This should not be hard, but I am stuck on it nonetheless, so I would much appreciate a solution.
Suppose $C$ is a projective non-singular curve of genus $g\geq 2$ and $P,Q$ are distinct points on $C$.
The notes of my algebraic geometry course now claim: "since $g\geq 2$, the dimension of the linear system $|P+Q|$ must be equal to 0 or 1."
Why is this?
Assertion:
If $D$ is an effective divisor of degree $d\geq 1$ on a smooth projective curve $C$ of genus $g\geq 1$, then $l(D)\leq d$.
The proof is by induction on $d$:
Initial step d=1
If $d=1$, then $D=1. P$ for some $P\in C$ and $L(1.P)=k$ (= base field) so that the assertion is true. [Here we have used that $g\geq 1$, i.e. that $C$ is not isomorphic to $\mathbb P^1$]
Inductive step $d-1\to d$
Choose some $P\in \operatorname {supp} D$ and consider the exact sequence of $k$-vector spaces $$0\to L(D-P)\to L(D)\to k$$ It immediately implies $l(D)\leq l(D-P)+1\leq (d-1)+1=d$
The assertion, which is much stronger than what you ask about, is thus proved.
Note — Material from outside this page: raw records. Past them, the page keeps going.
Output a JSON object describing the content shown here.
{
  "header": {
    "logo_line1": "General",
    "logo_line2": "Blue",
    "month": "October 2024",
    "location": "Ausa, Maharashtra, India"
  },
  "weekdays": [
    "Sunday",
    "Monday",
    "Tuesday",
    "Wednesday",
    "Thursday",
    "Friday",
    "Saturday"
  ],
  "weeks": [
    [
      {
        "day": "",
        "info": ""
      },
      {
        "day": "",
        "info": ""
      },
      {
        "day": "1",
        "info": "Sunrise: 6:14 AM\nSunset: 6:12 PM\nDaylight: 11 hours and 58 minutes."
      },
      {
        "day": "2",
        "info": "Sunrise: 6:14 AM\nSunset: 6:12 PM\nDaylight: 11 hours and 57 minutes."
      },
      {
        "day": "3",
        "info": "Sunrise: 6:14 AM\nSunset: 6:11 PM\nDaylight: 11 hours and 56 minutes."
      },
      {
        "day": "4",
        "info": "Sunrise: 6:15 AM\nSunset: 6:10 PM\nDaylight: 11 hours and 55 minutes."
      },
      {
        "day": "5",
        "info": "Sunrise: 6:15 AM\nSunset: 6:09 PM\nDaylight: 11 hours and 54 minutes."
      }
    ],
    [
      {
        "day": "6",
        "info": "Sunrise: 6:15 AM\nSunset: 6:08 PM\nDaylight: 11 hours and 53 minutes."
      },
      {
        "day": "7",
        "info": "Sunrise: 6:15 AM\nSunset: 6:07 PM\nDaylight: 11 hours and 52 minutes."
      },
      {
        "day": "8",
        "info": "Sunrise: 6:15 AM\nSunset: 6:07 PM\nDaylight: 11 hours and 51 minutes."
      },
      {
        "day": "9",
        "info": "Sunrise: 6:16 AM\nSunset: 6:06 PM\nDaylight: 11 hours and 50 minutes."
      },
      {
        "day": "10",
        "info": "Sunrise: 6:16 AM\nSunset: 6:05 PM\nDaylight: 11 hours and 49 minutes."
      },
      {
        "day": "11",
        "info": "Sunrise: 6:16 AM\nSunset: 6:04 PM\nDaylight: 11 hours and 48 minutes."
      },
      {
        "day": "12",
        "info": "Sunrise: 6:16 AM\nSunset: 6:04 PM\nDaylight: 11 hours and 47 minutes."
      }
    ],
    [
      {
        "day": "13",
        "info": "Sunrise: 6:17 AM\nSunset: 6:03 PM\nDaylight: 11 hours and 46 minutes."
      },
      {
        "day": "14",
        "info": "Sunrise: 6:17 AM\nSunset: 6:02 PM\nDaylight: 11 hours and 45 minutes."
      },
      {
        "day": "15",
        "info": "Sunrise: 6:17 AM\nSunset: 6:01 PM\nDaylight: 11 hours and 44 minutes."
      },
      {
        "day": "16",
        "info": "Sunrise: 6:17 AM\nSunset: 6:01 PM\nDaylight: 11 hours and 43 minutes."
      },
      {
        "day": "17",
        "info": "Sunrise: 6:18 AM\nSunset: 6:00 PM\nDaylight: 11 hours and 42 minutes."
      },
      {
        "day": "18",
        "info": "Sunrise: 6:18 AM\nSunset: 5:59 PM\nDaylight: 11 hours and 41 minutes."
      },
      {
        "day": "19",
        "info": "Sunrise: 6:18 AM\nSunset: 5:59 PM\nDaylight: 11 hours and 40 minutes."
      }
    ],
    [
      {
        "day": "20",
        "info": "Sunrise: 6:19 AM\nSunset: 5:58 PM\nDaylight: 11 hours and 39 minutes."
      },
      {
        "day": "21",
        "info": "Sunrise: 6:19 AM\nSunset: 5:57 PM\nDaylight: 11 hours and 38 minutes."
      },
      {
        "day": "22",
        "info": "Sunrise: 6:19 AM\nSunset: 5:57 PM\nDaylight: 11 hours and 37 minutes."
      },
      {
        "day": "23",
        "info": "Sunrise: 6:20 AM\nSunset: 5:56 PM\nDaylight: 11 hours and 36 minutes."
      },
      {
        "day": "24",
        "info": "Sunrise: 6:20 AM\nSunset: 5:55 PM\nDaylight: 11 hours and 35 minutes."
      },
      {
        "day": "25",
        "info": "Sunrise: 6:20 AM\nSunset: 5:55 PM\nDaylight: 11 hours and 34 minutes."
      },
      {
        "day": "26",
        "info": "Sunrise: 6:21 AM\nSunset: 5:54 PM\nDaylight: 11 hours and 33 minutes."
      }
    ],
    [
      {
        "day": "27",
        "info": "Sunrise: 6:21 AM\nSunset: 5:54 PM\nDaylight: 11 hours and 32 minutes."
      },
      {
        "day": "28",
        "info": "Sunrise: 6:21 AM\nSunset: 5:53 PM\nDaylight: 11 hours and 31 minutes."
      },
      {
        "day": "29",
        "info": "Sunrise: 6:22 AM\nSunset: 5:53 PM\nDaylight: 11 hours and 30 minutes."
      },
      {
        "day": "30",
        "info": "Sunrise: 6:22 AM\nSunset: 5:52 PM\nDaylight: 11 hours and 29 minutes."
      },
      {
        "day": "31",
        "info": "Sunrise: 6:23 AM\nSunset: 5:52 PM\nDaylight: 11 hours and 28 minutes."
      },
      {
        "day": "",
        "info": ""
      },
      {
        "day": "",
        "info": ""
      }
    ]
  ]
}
Note carefully that this proof is from first principles and does definitely not involve grandiose concepts like Riemann-Roch, sheaf cohomology or Serre duality...
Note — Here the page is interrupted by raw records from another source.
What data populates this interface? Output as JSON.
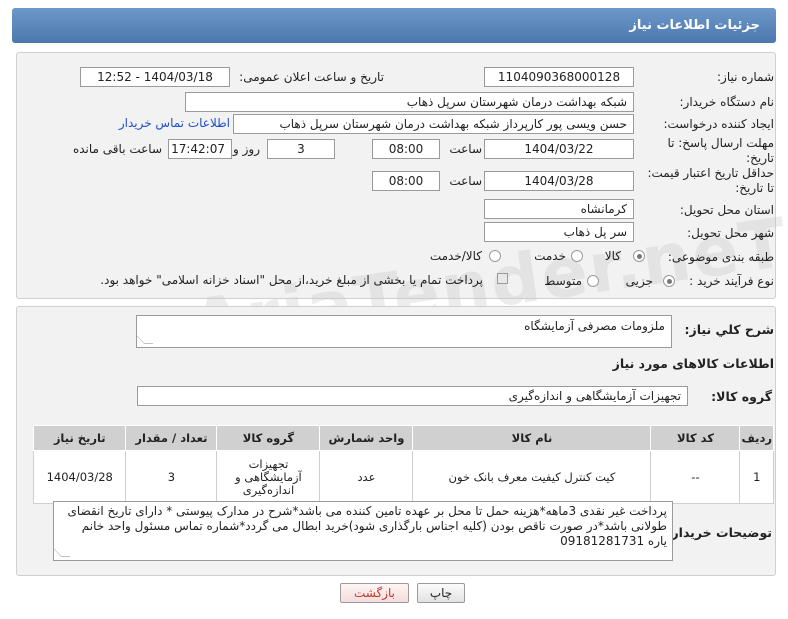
{
  "header": {
    "title": "جزئیات اطلاعات نیاز"
  },
  "labels": {
    "need_number": "شماره نیاز:",
    "announce_datetime": "تاریخ و ساعت اعلان عمومی:",
    "buyer_org": "نام دستگاه خریدار:",
    "requester": "ایجاد کننده درخواست:",
    "reply_deadline": "مهلت ارسال پاسخ: تا تاریخ:",
    "price_validity": "حداقل تاریخ اعتبار قیمت: تا تاریخ:",
    "time": "ساعت",
    "days_and": "روز و",
    "hours_remaining": "ساعت باقی مانده",
    "province": "استان محل تحویل:",
    "city": "شهر محل تحویل:",
    "category": "طبقه بندی موضوعی:",
    "purchase_type": "نوع فرآیند خرید :",
    "general_desc": "شرح کلي نياز:",
    "items_section": "اطلاعات کالاهای مورد نیاز",
    "goods_group": "گروه کالا:",
    "buyer_notes": "توضیحات خریدار:"
  },
  "values": {
    "need_number": "1104090368000128",
    "announce_datetime": "1404/03/18 - 12:52",
    "buyer_org": "شبکه بهداشت درمان شهرستان سرپل ذهاب",
    "requester": "حسن ویسی پور کارپرداز شبکه بهداشت درمان شهرستان سرپل ذهاب",
    "contact_link": "اطلاعات تماس خریدار",
    "reply_date": "1404/03/22",
    "reply_time": "08:00",
    "days": "3",
    "remaining": "17:42:07",
    "validity_date": "1404/03/28",
    "validity_time": "08:00",
    "province": "کرمانشاه",
    "city": "سر پل ذهاب",
    "general_desc": "ملزومات مصرفی آزمایشگاه",
    "goods_group": "تجهیزات آزمایشگاهی و اندازه‌گیری",
    "buyer_notes": "پرداخت غیر نقدی 3ماهه*هزینه حمل تا محل بر عهده تامین کننده می باشد*شرح در مدارک پیوستی * دارای تاریخ انقضای طولانی باشد*در صورت ناقص بودن (کلیه اجناس بارگذاری شود)خرید ابطال می گردد*شماره تماس مسئول واحد خانم یاره 09181281731"
  },
  "category_options": [
    "کالا",
    "خدمت",
    "کالا/خدمت"
  ],
  "purchase_options": [
    "جزیی",
    "متوسط"
  ],
  "payment_note": "پرداخت تمام یا بخشی از مبلغ خرید،از محل \"اسناد خزانه اسلامی\" خواهد بود.",
  "table": {
    "headers": [
      "ردیف",
      "کد کالا",
      "نام کالا",
      "واحد شمارش",
      "گروه کالا",
      "تعداد / مقدار",
      "تاریخ نیاز"
    ],
    "rows": [
      [
        "1",
        "--",
        "کیت کنترل کیفیت معرف بانک خون",
        "عدد",
        "تجهیزات آزمایشگاهی و اندازه‌گیری",
        "3",
        "1404/03/28"
      ]
    ]
  },
  "buttons": {
    "print": "چاپ",
    "back": "بازگشت"
  },
  "watermark": "AriaTender.neT"
}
I think that you can reason like this: you know in general that (in Hartshorne notation) $\ell(P+Q)\leq \deg(P+Q)+1 = 3$ so that you just have to rule out the case $\ell(P+Q)=3$. Suppose that this is the case, then $\ell(P)\geq \ell(P+Q)-1 \geq 2$, so that by the previous inequality, $\ell(P)=2$. But since this divisor has degree $1$, the induced map to $\mathbb{P}^1$ is an isomorphism.